Heart Bleed is more of an issue because too many people built monoliths, rather than compartmentalizing. The Titanic didn't sink because it was compartmentalized, it sank because the man at the Wheel didn't know to let one compartment take all of the force, and instead spread it over a larger surface.

Your proxy should be disposable. Nothing of value should be on the thing that talks to the user, and shouldn't retain data for any length of time.

This is a great example of why a little knowledge is a bad thing. It almost sounds like you know what you are talking about, which probably confuses people.

Heartbleed is dangerous because it exposes private keys, and that let's you decrypt SSL traffic. That in turn may let you read passwords.

Don't conflate the two separate things.

Compartmentizing is good, but doesn't protect against Heartbleed.

Disposable proxies don't protect you.

Perfect Forward Secrecy does protect you because the private keys aren't reused. It is notable that you didn't mention the one technique that actually helps.

To me that shows you misunderstand what heartbleed is. Some if your critisms of OpenSSL are valid, but not for the reasons you claim.

The Private key thing is "bad" but far less bad than the user data that is being exposed.

The Private Key Exposure lets you do impersonation, but you would have to do something with DNS, or such to get it to work. Where as me getting your user/pass, or account information has immediate impact, and can't be "undone".

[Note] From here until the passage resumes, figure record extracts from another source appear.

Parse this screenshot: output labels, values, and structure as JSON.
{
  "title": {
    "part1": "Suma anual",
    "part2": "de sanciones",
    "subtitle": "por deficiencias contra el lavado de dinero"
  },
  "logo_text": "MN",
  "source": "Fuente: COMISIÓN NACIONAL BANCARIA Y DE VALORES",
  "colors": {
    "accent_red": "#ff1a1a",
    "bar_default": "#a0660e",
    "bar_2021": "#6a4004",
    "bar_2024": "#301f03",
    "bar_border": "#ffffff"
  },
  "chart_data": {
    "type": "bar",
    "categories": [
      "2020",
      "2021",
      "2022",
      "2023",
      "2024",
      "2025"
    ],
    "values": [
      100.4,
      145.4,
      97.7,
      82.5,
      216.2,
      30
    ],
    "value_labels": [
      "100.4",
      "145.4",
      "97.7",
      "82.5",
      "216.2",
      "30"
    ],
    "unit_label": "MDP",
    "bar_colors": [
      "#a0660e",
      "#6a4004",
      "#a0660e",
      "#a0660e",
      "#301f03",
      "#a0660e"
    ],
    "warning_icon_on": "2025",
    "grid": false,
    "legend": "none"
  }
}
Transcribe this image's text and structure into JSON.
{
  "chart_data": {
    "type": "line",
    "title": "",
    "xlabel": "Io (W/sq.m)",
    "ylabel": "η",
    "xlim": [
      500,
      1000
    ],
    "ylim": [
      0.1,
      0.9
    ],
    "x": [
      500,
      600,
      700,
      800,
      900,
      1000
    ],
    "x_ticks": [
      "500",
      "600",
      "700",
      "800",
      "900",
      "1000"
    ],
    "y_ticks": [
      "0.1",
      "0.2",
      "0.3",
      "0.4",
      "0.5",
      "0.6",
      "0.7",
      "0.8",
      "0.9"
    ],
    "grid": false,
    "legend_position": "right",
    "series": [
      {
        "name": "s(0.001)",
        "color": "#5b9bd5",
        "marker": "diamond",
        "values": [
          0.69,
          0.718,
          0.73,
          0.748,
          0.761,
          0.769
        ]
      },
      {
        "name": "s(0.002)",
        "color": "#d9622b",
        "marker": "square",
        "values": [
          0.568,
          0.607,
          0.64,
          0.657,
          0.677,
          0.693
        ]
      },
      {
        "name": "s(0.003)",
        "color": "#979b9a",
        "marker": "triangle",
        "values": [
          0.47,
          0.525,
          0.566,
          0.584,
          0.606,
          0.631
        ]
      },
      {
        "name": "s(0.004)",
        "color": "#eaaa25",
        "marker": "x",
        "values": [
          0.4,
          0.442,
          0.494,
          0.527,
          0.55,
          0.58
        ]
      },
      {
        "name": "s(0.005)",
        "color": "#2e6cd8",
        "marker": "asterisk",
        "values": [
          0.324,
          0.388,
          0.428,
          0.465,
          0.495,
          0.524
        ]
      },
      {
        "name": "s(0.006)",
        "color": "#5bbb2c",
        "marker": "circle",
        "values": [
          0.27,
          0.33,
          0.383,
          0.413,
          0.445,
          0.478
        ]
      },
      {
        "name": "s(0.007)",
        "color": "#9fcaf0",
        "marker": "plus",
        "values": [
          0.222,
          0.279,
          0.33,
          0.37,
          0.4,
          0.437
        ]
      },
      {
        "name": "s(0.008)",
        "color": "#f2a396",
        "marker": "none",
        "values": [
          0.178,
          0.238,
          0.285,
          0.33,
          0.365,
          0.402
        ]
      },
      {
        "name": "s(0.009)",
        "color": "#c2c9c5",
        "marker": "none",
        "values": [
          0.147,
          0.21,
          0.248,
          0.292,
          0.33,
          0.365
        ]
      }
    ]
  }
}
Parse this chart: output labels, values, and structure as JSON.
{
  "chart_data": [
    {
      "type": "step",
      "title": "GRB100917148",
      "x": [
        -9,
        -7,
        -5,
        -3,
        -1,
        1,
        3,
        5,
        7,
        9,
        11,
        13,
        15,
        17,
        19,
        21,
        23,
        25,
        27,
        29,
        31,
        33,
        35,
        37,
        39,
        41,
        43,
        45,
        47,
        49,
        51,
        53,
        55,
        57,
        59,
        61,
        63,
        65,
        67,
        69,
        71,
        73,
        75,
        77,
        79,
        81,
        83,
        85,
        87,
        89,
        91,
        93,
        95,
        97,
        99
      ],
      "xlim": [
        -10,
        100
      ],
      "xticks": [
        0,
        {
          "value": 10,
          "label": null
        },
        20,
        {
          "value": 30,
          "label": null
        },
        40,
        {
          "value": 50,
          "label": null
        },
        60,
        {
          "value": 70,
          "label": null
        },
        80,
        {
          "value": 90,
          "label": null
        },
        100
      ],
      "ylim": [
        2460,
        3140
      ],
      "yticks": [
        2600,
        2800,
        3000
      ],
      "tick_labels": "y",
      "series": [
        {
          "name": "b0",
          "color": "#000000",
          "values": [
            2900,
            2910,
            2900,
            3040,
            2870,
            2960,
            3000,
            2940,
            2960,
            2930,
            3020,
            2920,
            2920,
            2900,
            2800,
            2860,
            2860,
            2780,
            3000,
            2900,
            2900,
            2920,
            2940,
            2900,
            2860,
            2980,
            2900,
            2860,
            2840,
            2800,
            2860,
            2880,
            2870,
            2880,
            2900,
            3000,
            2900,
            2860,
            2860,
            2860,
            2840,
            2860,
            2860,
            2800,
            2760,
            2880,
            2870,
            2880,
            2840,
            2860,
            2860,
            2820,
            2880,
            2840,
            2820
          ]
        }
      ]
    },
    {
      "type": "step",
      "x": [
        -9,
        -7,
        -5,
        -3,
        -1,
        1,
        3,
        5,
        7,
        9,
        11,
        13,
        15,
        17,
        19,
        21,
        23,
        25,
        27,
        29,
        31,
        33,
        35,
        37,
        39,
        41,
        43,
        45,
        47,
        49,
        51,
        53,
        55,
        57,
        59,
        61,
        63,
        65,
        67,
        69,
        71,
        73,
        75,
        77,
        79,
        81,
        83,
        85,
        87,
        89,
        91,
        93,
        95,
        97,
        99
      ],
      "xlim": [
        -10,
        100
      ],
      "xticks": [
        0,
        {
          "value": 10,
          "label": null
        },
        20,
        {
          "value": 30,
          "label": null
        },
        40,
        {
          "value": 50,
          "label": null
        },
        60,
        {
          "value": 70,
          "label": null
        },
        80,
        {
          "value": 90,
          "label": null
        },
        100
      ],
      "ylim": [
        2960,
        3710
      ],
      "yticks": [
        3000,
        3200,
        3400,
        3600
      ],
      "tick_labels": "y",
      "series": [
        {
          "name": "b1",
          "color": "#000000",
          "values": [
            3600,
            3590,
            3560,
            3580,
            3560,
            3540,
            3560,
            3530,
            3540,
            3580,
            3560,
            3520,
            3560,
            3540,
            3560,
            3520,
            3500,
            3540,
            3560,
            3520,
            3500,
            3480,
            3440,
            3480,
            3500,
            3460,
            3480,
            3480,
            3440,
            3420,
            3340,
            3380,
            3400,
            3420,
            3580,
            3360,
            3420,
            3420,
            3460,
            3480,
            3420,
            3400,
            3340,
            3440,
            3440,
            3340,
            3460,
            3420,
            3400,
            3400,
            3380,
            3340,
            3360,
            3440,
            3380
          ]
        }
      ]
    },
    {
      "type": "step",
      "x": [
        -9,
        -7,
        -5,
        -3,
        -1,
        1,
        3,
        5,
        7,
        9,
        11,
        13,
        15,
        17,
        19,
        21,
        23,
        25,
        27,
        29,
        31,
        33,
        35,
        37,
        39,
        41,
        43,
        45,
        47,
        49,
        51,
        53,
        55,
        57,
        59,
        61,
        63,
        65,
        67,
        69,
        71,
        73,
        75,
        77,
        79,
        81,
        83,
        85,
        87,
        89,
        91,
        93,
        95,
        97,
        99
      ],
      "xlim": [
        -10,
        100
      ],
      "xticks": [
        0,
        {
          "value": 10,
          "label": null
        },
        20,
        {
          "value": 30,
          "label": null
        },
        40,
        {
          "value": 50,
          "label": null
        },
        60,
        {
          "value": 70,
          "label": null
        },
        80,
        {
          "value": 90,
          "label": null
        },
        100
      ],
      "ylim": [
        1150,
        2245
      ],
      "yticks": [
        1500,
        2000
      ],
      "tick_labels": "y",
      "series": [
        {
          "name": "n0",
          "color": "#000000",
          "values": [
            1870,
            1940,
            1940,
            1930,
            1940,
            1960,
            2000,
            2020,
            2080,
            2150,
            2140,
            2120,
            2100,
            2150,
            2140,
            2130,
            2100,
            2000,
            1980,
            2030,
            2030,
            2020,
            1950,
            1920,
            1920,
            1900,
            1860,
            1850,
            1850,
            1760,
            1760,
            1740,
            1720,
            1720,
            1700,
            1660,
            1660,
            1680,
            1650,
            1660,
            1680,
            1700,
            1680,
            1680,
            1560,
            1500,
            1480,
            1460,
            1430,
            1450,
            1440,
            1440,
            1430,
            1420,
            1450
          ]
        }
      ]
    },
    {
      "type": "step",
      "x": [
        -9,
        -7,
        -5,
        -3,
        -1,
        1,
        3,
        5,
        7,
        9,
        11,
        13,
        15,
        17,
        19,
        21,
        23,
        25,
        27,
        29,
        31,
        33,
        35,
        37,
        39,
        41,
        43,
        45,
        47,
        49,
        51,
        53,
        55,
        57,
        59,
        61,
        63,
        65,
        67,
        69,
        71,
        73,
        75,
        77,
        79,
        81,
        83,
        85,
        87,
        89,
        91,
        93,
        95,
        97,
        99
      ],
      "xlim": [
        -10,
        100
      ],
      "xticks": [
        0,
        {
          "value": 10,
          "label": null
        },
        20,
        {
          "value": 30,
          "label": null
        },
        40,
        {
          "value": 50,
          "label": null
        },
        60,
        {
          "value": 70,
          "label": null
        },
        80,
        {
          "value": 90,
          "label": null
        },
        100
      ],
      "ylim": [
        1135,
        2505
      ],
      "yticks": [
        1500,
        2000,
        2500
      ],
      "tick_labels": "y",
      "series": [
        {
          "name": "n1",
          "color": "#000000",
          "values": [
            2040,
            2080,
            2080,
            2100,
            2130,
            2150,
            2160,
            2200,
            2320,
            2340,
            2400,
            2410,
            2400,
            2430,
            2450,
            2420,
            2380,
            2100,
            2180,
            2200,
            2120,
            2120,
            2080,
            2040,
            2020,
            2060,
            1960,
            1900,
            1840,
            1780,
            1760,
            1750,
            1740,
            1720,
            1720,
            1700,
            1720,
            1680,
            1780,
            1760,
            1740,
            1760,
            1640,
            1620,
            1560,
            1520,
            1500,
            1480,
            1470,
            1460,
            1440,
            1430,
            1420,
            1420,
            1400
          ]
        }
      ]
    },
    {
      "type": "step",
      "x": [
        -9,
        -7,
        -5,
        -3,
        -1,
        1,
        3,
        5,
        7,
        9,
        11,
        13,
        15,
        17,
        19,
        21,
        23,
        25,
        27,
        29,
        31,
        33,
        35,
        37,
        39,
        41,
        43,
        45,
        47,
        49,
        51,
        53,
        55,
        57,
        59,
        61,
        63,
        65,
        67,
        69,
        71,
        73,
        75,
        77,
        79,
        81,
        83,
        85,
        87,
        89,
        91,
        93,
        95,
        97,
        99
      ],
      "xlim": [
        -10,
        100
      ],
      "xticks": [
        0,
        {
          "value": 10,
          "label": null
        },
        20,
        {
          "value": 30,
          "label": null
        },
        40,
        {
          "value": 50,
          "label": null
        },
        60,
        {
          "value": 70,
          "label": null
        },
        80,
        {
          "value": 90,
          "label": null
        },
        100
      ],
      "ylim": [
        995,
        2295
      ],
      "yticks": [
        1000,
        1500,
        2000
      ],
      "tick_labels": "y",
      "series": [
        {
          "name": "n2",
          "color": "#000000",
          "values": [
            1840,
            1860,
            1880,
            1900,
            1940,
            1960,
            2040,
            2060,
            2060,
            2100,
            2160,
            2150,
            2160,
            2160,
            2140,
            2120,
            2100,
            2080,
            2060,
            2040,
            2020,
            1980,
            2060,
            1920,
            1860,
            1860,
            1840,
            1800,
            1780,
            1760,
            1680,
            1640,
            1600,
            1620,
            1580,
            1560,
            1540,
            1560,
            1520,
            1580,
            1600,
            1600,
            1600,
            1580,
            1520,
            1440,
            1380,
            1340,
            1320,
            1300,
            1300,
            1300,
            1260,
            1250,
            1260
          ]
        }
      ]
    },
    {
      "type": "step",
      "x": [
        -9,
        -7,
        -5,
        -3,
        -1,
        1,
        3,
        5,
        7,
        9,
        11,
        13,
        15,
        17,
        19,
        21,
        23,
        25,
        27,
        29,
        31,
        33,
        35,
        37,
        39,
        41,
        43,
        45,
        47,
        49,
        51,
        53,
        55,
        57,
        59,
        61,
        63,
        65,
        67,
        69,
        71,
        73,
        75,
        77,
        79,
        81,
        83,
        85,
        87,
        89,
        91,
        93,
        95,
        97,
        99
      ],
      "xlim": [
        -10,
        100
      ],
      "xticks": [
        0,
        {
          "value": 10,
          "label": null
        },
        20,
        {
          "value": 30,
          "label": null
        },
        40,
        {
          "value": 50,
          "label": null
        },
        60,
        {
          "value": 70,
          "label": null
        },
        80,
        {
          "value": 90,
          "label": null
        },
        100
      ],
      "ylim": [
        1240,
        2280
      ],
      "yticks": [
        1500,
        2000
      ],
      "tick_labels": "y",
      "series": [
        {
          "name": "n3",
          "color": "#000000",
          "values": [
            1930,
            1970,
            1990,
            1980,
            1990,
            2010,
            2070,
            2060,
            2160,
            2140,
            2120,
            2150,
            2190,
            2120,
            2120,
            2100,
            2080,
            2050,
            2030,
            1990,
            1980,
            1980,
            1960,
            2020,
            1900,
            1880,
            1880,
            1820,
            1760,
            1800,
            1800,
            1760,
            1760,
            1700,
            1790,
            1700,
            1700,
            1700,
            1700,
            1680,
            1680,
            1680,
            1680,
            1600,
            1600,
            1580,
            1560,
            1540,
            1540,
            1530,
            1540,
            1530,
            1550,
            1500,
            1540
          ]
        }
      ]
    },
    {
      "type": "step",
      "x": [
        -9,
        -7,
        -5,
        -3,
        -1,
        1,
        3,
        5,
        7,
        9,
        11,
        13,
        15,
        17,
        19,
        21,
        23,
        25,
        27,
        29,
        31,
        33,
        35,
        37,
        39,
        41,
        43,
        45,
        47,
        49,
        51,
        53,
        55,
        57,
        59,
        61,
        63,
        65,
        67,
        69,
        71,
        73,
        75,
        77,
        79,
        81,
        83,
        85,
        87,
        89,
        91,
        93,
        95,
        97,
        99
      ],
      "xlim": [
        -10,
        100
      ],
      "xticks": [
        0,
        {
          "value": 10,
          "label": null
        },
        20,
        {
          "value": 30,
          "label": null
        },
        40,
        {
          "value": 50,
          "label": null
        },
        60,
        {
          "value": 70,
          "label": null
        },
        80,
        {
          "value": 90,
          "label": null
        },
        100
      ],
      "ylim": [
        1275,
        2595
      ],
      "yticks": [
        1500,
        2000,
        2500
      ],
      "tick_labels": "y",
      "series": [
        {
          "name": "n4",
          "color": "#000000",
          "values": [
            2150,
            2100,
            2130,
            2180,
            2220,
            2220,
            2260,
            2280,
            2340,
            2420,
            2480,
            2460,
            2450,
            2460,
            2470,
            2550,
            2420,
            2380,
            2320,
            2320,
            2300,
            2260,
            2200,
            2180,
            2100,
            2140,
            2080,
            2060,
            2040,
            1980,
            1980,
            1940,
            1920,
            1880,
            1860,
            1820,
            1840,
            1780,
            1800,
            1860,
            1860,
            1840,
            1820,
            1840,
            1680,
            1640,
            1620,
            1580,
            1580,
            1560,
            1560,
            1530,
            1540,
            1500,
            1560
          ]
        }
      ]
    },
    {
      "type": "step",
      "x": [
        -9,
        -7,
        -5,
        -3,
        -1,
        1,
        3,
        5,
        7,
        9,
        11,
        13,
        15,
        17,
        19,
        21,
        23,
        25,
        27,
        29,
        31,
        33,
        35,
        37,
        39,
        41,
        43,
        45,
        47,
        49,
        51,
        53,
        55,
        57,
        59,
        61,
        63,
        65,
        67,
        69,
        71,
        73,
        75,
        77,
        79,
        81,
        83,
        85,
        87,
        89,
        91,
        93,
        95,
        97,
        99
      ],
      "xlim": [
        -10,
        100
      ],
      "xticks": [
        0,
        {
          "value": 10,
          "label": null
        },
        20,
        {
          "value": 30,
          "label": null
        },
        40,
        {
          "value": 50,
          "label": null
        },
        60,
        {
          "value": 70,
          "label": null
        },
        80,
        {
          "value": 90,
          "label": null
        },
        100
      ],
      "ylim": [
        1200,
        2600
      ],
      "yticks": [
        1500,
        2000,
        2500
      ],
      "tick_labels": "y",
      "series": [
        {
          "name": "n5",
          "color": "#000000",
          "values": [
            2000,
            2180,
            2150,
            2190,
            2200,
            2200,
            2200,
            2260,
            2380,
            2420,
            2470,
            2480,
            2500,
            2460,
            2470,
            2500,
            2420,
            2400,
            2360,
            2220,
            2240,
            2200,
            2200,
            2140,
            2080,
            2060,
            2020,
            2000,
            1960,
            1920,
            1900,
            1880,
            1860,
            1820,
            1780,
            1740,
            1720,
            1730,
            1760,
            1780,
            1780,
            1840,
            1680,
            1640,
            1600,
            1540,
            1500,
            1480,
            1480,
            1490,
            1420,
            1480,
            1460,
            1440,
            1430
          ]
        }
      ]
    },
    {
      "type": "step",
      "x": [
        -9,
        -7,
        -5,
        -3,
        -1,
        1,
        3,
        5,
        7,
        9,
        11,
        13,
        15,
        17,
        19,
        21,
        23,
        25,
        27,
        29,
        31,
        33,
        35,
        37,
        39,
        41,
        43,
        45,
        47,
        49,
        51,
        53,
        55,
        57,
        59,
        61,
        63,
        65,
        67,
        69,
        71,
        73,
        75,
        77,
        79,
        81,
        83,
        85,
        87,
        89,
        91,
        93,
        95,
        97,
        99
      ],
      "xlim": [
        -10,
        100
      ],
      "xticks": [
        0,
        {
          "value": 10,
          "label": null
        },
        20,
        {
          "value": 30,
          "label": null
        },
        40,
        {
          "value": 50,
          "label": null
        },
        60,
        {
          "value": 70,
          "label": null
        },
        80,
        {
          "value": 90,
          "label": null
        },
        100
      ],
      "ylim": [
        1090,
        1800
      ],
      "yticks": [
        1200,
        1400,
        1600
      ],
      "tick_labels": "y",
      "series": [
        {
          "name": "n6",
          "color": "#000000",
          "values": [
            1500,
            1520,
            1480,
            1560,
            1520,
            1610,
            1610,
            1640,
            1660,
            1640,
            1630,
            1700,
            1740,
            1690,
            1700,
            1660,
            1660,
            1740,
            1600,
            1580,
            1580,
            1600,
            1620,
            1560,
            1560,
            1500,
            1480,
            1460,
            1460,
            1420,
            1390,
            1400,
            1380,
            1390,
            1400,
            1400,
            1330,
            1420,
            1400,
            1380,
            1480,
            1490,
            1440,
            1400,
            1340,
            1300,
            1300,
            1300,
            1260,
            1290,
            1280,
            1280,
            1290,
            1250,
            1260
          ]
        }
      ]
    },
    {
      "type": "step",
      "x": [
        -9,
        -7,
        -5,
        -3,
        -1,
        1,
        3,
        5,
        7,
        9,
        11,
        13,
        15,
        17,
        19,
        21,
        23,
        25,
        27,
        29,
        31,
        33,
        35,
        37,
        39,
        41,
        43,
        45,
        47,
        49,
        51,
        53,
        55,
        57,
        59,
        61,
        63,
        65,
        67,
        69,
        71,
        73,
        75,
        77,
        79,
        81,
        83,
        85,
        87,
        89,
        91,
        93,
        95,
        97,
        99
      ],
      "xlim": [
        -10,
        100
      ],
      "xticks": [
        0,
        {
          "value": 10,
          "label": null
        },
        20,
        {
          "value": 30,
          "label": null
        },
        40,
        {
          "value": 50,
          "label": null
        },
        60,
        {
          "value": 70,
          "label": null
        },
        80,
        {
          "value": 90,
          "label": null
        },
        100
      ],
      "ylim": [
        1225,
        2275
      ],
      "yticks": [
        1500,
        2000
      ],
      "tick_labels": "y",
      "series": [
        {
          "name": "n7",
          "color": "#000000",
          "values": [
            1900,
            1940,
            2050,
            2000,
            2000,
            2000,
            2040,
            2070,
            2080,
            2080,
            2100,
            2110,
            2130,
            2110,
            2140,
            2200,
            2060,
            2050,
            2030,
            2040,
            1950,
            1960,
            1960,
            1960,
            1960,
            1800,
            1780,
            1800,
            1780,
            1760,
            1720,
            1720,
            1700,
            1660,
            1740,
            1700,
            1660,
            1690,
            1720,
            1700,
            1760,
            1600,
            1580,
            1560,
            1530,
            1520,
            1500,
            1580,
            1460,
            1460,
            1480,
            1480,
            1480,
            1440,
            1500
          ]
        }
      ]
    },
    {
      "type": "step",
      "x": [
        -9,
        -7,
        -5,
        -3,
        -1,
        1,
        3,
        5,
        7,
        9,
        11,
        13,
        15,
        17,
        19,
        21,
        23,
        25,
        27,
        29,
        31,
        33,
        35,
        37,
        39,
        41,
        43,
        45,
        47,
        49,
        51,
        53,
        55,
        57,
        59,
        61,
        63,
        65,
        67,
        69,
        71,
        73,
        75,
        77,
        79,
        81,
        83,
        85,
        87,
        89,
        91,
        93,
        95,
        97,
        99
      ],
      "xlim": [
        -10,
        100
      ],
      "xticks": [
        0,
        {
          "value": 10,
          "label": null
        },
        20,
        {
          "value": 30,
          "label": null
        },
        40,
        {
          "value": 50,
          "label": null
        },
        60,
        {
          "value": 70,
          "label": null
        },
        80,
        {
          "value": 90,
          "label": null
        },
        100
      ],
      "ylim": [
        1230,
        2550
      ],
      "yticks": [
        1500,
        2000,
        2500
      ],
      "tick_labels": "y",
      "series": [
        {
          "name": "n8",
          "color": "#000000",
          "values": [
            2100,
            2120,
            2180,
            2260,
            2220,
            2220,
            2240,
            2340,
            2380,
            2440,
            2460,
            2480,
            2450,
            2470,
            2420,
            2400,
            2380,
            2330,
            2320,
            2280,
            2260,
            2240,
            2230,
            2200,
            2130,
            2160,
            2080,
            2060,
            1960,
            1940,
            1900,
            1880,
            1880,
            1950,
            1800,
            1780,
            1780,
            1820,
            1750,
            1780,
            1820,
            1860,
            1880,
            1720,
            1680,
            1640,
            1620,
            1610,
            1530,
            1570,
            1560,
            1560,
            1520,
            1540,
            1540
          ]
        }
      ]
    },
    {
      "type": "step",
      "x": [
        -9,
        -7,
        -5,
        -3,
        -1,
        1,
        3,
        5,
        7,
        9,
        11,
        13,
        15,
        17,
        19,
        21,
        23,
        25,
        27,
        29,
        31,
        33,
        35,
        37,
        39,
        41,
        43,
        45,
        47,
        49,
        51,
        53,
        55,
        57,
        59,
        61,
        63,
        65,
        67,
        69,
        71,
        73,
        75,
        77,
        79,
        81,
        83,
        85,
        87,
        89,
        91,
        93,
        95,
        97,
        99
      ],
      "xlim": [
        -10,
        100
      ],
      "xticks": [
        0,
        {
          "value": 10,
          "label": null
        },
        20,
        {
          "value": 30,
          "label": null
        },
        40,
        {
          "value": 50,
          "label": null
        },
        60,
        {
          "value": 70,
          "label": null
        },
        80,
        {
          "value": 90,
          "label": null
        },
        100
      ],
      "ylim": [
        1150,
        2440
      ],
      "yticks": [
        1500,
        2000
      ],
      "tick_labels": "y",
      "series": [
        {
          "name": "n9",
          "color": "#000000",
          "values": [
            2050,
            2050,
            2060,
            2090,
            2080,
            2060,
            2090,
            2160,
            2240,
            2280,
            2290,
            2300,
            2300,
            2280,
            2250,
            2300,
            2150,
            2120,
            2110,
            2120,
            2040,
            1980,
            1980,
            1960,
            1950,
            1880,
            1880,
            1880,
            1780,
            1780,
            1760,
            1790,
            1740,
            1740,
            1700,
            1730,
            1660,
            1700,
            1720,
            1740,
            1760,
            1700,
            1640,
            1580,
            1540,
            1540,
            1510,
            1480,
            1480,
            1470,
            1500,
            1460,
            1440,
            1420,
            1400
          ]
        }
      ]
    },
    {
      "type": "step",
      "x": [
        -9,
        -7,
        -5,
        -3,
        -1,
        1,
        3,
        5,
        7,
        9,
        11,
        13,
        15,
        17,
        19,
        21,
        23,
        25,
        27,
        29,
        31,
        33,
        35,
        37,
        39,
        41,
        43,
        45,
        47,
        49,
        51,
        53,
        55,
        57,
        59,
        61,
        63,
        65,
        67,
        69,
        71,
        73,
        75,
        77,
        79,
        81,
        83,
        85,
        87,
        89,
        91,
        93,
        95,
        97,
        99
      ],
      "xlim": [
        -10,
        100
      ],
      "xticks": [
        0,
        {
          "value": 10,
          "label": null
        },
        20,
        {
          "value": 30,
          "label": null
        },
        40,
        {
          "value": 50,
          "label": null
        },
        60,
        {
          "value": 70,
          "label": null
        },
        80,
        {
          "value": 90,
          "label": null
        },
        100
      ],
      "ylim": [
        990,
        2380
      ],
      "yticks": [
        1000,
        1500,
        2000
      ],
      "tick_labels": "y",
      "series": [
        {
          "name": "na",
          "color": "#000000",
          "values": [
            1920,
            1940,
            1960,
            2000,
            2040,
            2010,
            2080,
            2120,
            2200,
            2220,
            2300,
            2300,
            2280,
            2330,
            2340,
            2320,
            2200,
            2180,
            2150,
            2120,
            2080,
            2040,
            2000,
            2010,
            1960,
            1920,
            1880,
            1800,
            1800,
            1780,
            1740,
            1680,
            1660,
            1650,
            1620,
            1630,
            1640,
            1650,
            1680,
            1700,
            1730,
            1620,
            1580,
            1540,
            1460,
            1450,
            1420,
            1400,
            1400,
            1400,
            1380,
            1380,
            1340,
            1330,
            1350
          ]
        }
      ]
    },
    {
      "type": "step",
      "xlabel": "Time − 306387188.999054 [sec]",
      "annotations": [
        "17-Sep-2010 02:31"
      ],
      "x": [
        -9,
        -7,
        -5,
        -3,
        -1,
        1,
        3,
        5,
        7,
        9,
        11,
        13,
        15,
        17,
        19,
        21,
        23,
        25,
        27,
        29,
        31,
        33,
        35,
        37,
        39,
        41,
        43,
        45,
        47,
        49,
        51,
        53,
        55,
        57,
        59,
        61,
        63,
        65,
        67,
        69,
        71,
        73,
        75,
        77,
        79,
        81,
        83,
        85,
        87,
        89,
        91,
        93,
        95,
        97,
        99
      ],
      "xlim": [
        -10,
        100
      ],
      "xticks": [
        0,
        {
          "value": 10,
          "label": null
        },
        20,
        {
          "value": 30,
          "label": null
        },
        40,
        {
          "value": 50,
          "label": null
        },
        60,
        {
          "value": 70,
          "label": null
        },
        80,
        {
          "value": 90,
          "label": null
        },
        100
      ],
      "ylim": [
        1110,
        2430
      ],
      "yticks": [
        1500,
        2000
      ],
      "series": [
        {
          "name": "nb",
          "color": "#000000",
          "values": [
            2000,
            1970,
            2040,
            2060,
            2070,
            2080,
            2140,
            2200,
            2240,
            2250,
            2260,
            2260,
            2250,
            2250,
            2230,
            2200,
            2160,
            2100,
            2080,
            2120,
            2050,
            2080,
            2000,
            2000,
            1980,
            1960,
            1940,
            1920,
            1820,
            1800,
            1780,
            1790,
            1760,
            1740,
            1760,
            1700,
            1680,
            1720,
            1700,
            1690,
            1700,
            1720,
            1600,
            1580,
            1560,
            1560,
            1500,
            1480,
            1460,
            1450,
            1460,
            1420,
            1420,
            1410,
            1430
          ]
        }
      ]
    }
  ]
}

PS Conflate doesn't mean what you think it does. Conflate has to be wrapper for several topics or ideas that are related.

I can't "conflate" two unrelated things because conflation is by default "true". If we were discussing Gentrification, and Inflation in the housing market of San Francisco then we be talking about the conflated issue of "The San Francisco Housing Crisis".

Just as you can't "inflate" something with a vacuum or sand, or peanut butter, you can't conflate it with something that is unrelated.

This issue of the understanding of the word conflate comes from the fact that people think that "confused" sounds so much like it, and when they are trying to sound smart they use the word conflate when they really mean confuse, and think the two are synonyms.

-Brandon Wirtz

PlexiNLP (I know my words)

"Conflate" is very often, and properly, used to mean "treating two unrelated things as though they were related," which I believe is exactly what the poster meant to say you are doing. You can make an argument that "trying to conflate" would be more accurate, but only if you're more of a linguistic prescriptivist than most editors.